I hope I've understood things correctly and that all bits get shifted
up one bit, and the new bit Q1
is Q16 xor Q15 xor Q13 xor Q4 (old positions).
I have the bits stored in two bytes called "low" and "high".
First I made a copy of high and copied Q4 to Q14, swapped nibbles,
cleared the upper nibble and used
what was left as an index to a 16 byte table of results of xor of Q16:Q13.
But then I found some clverness and noticed that a 17 bit LFSR only
taps Q17 and Q14. So since I can shift
registers through the carry flag, the carry flags became bit 17.
If your processor has a parity flag, you can do the whole XOR in one
AND instruction. I posted a quick little loop in another post.
Unfortunately, it doesn't.
You mean, warm up my soldering iron?!
Here's my attempt.
ldi low, $EB ; random seed
ldi high, $55 ; I don't think it's my birthday in hex, anyway.
loop:
sbc tmp, tmp ; subtract with carry ie, tmp = tmp - tmp - C, ie.
if C = 0 then tmp = 0, else tmp = -1 = 1111.1111
bst high, 6 ; store bit Q14 in flag T of status register
brtc t_0 ; jump to t_0 if T is 0, ie C xor 0 = C
inc tmp ; otherwise C <- not C
t_0: ; the last bit of tmp is now C xor T ie. Q17 xor Q14
ror tmp ; rotate last bit into C
rol low ; rotate C into bit 0 of low
rol high ; and bit 7 of low into bit 0 of high, and bit 7 of high into C
out PORTC, high ; output the whole byte. All those bits - what a waste ;-(
rjmp loop
which can be reduced further by fiddling even more with the carry flag
loop:
sbc tmp, tmp ; subtract with carry ie, tmp = tmp - tmp - C, ie.
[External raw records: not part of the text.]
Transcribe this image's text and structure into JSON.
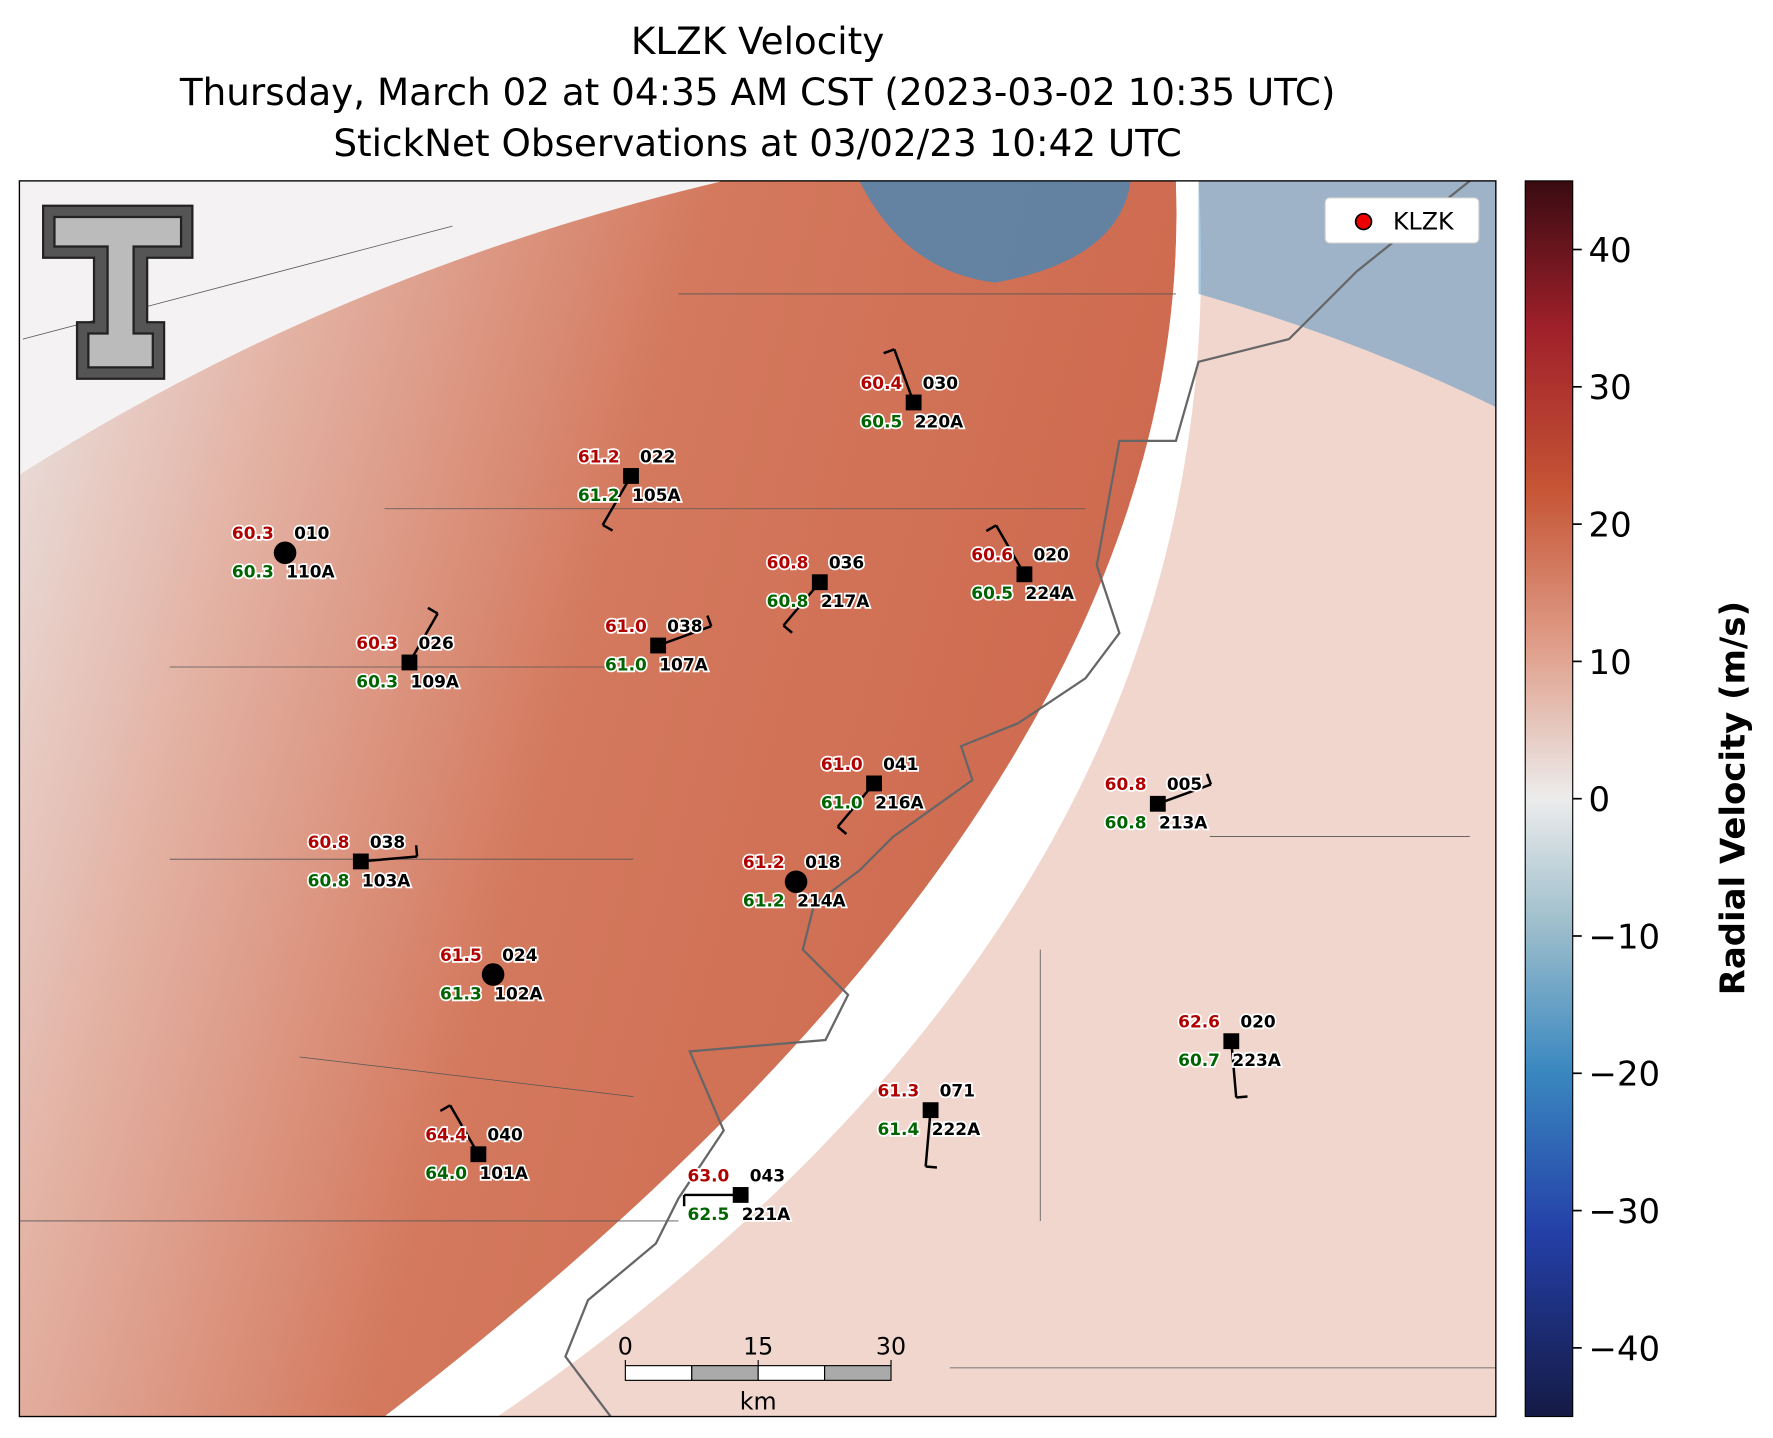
{
  "title": [
    "KLZK Velocity",
    "Thursday, March 02 at 04:35 AM CST (2023-03-02 10:35 UTC)",
    "StickNet Observations at 03/02/23 10:42 UTC"
  ],
  "legend": "KLZK",
  "stations": [
    {
      "temp": "60.3",
      "dewpoint": "60.3",
      "code": "010",
      "id": "110A"
    },
    {
      "temp": "61.2",
      "dewpoint": "61.2",
      "code": "022",
      "id": "105A"
    },
    {
      "temp": "60.4",
      "dewpoint": "60.5",
      "code": "030",
      "id": "220A"
    },
    {
      "temp": "60.8",
      "dewpoint": "60.8",
      "code": "036",
      "id": "217A"
    },
    {
      "temp": "60.6",
      "dewpoint": "60.5",
      "code": "020",
      "id": "224A"
    },
    {
      "temp": "60.3",
      "dewpoint": "60.3",
      "code": "026",
      "id": "109A"
    },
    {
      "temp": "61.0",
      "dewpoint": "61.0",
      "code": "038",
      "id": "107A"
    },
    {
      "temp": "61.0",
      "dewpoint": "61.0",
      "code": "041",
      "id": "216A"
    },
    {
      "temp": "60.8",
      "dewpoint": "60.8",
      "code": "005",
      "id": "213A"
    },
    {
      "temp": "60.8",
      "dewpoint": "60.8",
      "code": "038",
      "id": "103A"
    },
    {
      "temp": "61.2",
      "dewpoint": "61.2",
      "code": "018",
      "id": "214A"
    },
    {
      "temp": "61.5",
      "dewpoint": "61.3",
      "code": "024",
      "id": "102A"
    },
    {
      "temp": "62.6",
      "dewpoint": "60.7",
      "code": "020",
      "id": "223A"
    },
    {
      "temp": "61.3",
      "dewpoint": "61.4",
      "code": "071",
      "id": "222A"
    },
    {
      "temp": "64.4",
      "dewpoint": "64.0",
      "code": "040",
      "id": "101A"
    },
    {
      "temp": "63.0",
      "dewpoint": "62.5",
      "code": "043",
      "id": "221A"
    }
  ],
  "scalebar": {
    "ticks": [
      0,
      15,
      30
    ],
    "unit": "km"
  },
  "colorbar": {
    "label": "Radial Velocity (m/s)",
    "lim": [
      -45,
      45
    ],
    "ticks": [
      {
        "value": -40,
        "label": "−40"
      },
      {
        "value": -30,
        "label": "−30"
      },
      {
        "value": -20,
        "label": "−20"
      },
      {
        "value": -10,
        "label": "−10"
      },
      0,
      10,
      20,
      30,
      40
    ]
  }
}
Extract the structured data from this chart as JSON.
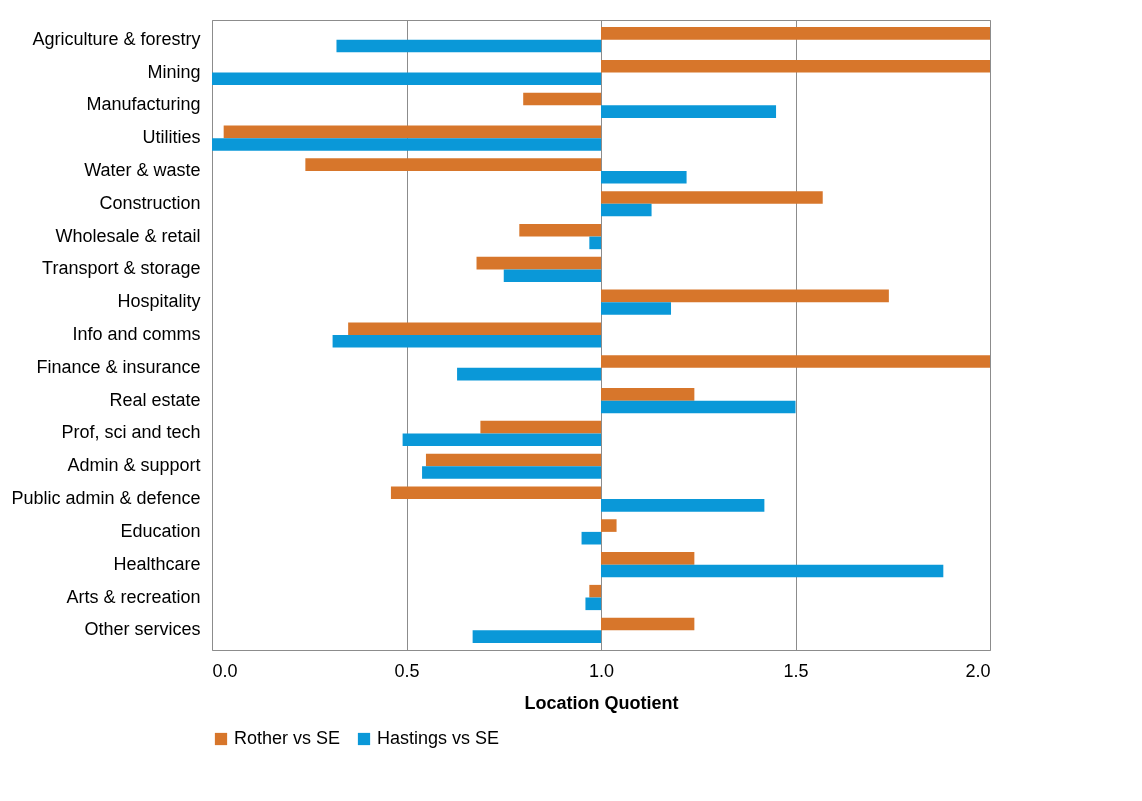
{
  "chart_data": {
    "type": "bar",
    "orientation": "horizontal",
    "xlabel": "Location Quotient",
    "categories": [
      "Agriculture & forestry",
      "Mining",
      "Manufacturing",
      "Utilities",
      "Water & waste ",
      "Construction",
      "Wholesale & retail",
      "Transport & storage",
      "Hospitality",
      "Info and comms",
      "Finance & insurance",
      "Real estate",
      "Prof, sci and tech",
      "Admin & support ",
      "Public admin & defence",
      "Education",
      "Healthcare",
      "Arts & recreation",
      "Other services"
    ],
    "series": [
      {
        "name": "Rother vs SE",
        "color": "#d7762b",
        "base": [
          1,
          1,
          1,
          1,
          1,
          1,
          1,
          1,
          1,
          1,
          1,
          1,
          1,
          1,
          1,
          1,
          1,
          1,
          1
        ],
        "values": [
          1.0,
          1.0,
          -0.2,
          -0.97,
          -0.76,
          0.57,
          -0.21,
          -0.32,
          0.74,
          -0.65,
          1.0,
          0.24,
          -0.31,
          -0.45,
          -0.54,
          0.04,
          0.24,
          -0.03,
          0.24
        ]
      },
      {
        "name": "Hastings vs SE",
        "color": "#0a98d8",
        "base": [
          1,
          1,
          1,
          1,
          1,
          1,
          1,
          1,
          1,
          1,
          1,
          1,
          1,
          1,
          1,
          1,
          1,
          1,
          1
        ],
        "values": [
          -0.68,
          -1.0,
          0.45,
          -1.0,
          0.22,
          0.13,
          -0.03,
          -0.25,
          0.18,
          -0.69,
          -0.37,
          0.5,
          -0.51,
          -0.46,
          0.42,
          -0.05,
          0.88,
          -0.04,
          -0.33
        ]
      }
    ],
    "xlim": [
      0,
      2
    ],
    "xticks": [
      {
        "value": 0,
        "label": "0.0"
      },
      {
        "value": 0.5,
        "label": "0.5"
      },
      {
        "value": 1,
        "label": "1.0"
      },
      {
        "value": 1.5,
        "label": "1.5"
      },
      {
        "value": 2,
        "label": "2.0"
      }
    ],
    "grid": "x",
    "legend": "bottom"
  }
}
if C = 0 then tmp = 0, else tmp = -1 = 1111.1111
; status of C is maintained, a "copy" of C is made in tmp, and
tmp doesn't need initialising
bst high, 6 ; store bit Q14 in flag T of status register
brtc t_0 ; jump to t_0 if T is 0, ie C xor 0 = C
subi tmp, 1 ; if tmp = 0, then C is set, if tmp = -1 then C is cleared
t_0: ; C is now C xor T
rol low ; rotate C into bit 0 of low
rol high ; and bit 7 of low into bit 0 of high, and bit 7 of high into C
out PORTC, high ; output the whole byte. All those bits - what a waste ;-(
rjmp loop
This is 9 CLKs which at 16 MHz is nearly 1.8 MHz.
The nice things is that for 8n + 1 bits you always need only 2 taps
instead of 4.
So, for 25 bits it would simply be
rol low
rol med
rol high
after that you need to think of better names for the registers (and
adjust the bst instruction).
Anyway, thanks to all who replied.
colin